A new study offers hope of longer survival to a subset of patients who suffer from malignant melanoma that has spread to the brain. The study found that patients whose cancer includes a mutated gene had longer survival when treated with a combination of stereotactic radiosurgery and a targeted medication known as an inhibitor. Survival was further enhanced when the inhibitor, a form of chemotherapy, was delivered at least one week following radiosurgery.
Malignant melanoma, the most aggressive form of skin cancer, accounts for three-fourths of all skin cancer deaths. It spreads (metastasizes) to the brain in 70 percent of patients, the highest frequency of metastasis of any cancer.
In the retrospective study, recently published online in the journal Neurosurgery, researchers studied the survival rates of 198 patients who were treated for 710 brain metastases between 2011 and 2015. Thirteen patients were treated at the Gamma Knife® Center at The Jewish Hospital – Mercy Health, an integral component of The Jewish Hospital’s Brain Tumor Center. Gamma Knife radiosurgery was delivered in a single, high dose that targeted the brain metastases while sparing nearby healthy tissue.
“Patients with melanoma can be divided into two types,” says Ronald Warnick, MD, Co-Director of the Gamma Knife Center and a study co-investigator. “Those who had a special feature on their tumor did better with radiosurgery and did even better when treated with an inhibitor following radiosurgery.”
“The finding is very important,” continues Dr. Warnick, a neurosurgeon with Mayfield Brain & Spine. “We have identified a subset of patients with melanoma who respond exceedingly well to sequential treatment with Gamma Knife radiosurgery and an oral inhibitor.”
The “special feature” that extends life is a mutation of BRAF, a gene that encodes a protein known as B-Raf. The mutation appears in approximately 50 percent of patients with malignant melanoma. Previous research has shown the mutation to be an important predictor of survival and a promising target for inhibitor therapies. The Neurosurgery study found that after being diagnosed with a brain metastasis, 56.7 percent of patients with the BRAF mutation survived one year when treated with radiosurgery and the inhibitor. Among those without the BRAF mutation, 31.5 percent survived one year following diagnosis and radiosurgery treatment.
The study was a multi-site effort involving the International Radiosurgery Research Foundation, a consortium of academic and clinical centers of excellence that perform brain stereotactic radiosurgery with the Leksell Gamma Knife. The consortium’s 32 centers are committed to performing clinical research that will establish best practices and lead to improved outcomes for patients.

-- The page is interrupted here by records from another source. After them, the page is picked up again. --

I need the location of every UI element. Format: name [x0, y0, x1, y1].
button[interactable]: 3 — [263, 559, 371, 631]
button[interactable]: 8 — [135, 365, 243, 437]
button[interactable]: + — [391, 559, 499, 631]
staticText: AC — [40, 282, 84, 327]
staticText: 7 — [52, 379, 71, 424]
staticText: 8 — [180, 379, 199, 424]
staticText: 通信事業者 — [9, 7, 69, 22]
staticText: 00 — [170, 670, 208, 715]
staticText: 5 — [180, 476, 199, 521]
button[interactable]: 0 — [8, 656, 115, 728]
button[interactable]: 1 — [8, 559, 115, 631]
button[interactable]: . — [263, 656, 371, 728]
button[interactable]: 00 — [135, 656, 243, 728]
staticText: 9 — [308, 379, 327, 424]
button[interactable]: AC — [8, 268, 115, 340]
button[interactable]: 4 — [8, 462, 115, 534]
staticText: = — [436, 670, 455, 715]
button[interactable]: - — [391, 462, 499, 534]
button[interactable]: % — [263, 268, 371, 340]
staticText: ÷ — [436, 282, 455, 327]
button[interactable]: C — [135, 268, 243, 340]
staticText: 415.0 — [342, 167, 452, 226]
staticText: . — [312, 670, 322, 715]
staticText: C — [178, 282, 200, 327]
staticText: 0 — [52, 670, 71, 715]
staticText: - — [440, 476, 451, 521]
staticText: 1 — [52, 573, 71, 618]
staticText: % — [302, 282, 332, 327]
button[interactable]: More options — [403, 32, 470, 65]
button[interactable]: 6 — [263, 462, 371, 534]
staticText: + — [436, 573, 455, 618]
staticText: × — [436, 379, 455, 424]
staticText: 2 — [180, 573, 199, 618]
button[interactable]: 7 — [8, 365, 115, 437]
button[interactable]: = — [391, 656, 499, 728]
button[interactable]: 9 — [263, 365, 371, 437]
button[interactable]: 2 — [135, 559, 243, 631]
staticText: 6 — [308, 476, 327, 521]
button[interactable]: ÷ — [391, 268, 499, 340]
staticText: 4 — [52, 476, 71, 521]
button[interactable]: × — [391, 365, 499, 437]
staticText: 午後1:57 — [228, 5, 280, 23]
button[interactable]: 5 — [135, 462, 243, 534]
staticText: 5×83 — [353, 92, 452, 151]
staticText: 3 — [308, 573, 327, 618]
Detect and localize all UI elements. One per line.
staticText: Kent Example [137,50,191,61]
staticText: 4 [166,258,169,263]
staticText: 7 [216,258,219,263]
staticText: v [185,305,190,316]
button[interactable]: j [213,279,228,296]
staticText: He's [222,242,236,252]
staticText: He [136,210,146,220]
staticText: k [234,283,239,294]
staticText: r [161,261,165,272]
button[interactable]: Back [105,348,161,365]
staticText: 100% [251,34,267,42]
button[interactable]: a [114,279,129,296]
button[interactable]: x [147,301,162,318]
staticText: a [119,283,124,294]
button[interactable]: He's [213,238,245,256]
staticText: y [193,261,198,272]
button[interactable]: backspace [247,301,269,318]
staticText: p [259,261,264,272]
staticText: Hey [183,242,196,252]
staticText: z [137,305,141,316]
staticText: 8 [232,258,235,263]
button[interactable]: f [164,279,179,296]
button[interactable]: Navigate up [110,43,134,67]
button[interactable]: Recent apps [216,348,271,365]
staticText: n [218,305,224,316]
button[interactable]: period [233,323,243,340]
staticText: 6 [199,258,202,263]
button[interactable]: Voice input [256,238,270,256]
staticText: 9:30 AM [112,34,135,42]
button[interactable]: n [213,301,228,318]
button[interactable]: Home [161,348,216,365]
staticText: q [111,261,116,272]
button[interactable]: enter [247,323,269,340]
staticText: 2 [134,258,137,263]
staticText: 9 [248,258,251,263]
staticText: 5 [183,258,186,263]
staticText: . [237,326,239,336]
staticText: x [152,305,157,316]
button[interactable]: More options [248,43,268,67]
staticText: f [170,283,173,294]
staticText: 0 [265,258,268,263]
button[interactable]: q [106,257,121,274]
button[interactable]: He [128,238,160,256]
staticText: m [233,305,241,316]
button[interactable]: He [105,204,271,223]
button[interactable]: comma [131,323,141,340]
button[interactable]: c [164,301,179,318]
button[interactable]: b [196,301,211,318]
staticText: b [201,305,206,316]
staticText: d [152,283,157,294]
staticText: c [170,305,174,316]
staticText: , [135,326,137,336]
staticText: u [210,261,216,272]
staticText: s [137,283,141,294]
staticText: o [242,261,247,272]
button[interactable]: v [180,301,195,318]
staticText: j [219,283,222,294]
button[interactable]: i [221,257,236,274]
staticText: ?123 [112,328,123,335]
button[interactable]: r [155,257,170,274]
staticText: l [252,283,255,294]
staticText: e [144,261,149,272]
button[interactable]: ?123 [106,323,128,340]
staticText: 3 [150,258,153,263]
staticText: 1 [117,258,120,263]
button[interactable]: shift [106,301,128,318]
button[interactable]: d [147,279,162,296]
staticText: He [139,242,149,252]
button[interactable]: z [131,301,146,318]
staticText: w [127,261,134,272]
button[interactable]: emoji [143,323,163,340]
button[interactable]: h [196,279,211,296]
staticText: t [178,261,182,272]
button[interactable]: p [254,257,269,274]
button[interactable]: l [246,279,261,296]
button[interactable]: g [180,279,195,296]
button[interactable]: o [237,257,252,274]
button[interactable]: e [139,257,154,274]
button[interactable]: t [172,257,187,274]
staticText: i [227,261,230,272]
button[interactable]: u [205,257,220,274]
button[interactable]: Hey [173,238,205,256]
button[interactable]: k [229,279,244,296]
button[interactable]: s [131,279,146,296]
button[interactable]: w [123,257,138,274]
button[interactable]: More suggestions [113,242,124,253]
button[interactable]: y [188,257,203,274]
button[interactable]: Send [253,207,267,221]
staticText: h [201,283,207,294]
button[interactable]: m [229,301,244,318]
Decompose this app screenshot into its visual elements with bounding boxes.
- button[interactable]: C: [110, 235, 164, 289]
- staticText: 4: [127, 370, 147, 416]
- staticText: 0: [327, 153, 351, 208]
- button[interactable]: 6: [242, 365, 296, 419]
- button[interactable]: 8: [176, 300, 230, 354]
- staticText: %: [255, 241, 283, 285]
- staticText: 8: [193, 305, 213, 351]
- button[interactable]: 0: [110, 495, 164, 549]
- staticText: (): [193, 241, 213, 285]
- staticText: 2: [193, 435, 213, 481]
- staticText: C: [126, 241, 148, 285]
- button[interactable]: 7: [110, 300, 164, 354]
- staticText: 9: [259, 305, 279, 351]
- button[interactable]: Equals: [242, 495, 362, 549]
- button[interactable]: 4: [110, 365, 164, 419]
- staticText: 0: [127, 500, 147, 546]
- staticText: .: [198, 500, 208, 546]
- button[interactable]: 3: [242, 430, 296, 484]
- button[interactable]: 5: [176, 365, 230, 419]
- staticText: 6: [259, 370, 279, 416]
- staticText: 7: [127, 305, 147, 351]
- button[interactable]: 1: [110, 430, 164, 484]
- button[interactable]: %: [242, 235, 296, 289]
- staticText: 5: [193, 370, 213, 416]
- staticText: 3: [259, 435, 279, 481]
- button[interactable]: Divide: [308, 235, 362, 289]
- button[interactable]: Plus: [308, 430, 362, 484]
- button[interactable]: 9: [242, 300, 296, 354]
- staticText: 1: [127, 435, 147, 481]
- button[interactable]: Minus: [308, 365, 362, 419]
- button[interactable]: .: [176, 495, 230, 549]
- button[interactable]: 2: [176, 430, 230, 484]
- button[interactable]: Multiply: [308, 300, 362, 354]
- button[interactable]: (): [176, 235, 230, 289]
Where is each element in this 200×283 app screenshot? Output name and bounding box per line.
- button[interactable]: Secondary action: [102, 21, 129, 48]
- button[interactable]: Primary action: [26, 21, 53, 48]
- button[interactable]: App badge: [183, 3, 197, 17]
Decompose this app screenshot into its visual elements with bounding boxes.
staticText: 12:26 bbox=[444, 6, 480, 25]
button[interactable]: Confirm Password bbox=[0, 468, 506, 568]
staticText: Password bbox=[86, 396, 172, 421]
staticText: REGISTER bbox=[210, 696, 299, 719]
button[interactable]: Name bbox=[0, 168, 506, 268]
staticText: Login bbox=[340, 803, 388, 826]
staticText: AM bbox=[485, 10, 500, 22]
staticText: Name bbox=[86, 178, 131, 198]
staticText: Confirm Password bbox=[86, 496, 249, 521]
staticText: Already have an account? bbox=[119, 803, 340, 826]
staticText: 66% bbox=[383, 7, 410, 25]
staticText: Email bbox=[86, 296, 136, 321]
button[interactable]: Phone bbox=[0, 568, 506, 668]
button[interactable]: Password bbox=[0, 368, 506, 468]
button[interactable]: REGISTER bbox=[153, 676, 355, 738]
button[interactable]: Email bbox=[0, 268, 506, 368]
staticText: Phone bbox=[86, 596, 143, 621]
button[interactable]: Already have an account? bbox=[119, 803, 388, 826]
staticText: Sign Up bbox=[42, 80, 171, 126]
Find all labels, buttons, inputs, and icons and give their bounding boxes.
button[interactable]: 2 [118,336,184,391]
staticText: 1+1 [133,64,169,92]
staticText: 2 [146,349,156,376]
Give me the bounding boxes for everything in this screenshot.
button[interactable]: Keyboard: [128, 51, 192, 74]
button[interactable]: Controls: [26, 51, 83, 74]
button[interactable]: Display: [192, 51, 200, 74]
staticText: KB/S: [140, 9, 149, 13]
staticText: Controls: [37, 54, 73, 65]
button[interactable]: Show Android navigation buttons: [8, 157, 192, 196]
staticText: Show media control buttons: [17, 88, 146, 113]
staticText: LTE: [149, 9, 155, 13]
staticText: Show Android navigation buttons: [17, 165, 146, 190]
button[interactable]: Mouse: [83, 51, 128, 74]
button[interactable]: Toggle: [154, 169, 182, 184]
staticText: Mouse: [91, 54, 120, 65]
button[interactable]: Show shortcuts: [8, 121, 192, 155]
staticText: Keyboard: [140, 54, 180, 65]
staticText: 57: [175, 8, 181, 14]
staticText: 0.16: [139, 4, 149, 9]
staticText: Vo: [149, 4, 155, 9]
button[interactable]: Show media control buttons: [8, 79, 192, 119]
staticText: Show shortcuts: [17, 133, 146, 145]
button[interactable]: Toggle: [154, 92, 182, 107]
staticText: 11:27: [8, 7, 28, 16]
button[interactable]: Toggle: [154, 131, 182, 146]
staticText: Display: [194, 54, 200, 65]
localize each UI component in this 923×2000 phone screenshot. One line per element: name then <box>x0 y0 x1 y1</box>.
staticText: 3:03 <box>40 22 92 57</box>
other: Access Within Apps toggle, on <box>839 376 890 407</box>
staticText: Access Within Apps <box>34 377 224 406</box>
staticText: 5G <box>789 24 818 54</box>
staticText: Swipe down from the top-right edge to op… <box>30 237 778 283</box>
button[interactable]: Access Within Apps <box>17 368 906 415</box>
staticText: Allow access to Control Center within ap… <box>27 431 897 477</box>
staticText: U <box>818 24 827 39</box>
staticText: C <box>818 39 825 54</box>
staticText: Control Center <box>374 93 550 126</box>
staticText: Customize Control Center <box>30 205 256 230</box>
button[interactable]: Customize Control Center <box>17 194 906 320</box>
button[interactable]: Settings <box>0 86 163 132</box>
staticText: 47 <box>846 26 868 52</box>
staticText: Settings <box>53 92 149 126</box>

The study also evaluated survival among patients with the BRAF mutation who received inhibitors prior to, on the day of, and at least one week following radiosurgery. Patients who received inhibitors following surgery had a median survival of 24 months, compared to 8 months for those who received inhibitors prior to radiosurgery and 10.1 months for those who received them on the day of radiosurgery.
“It may be that stereotactic radiosurgery enhances the ability of the BRAF inhibitor to cross the blood brain barrier into the tumor,” Dr. Warnick says. He adds that while the longest-surviving group received inhibitors one week following radiosurgery, the optimal time point for delivering the inhibitors is not yet known.
The study also found that:
- Patients who do not carry the beneficial BRAF mutation are not candidates for BRAF inhibitors but can be treated with immunotherapy agents. Patients receiving radiosurgery and PD-1 inhibitors (a form of immunotherapy) survived an average of 32 months following a diagnosis of brain metastasis, while those treated with radiosurgery alone survived an average of 7.6 months.
- Targeted radiosurgery was so effective that only about 10 percent of patients required whole-brain radiation as a follow-up treatment. Whole brain radiation, once a first-line treatment for brain metastasis, can cause severe side effects, including cognitive decline.
- 62.5 percent of females enrolled in the study carried the favorable BRAF mutation, compared to 37.3 percent of males.
Researchers acknowledged the risk of intracranial hemorrhage, which increased when patients were treated with BRAF inhibitors. But the finding was not associated with any significant neurological deterioration or need for hospitalization.
“The tumor vessels within melanoma are friable and can bleed,” Dr. Warnick says. “We think bleeding happens more frequently in patients who receive a BRAF inhibitor after radiosurgery because the inhibitor is getting into the tumor and disrupting it.”
Principal investigator of the study was Jason Sheehan, MD, PhD, of the University of Virginia. In addition to Virginia and The Jewish Hospital - Mercy Health, there were two study sites: Yale University School of Medicine and New York University. The co-investigators have no personal, financial, or institutional interest in any of the drugs or technologies described in the study.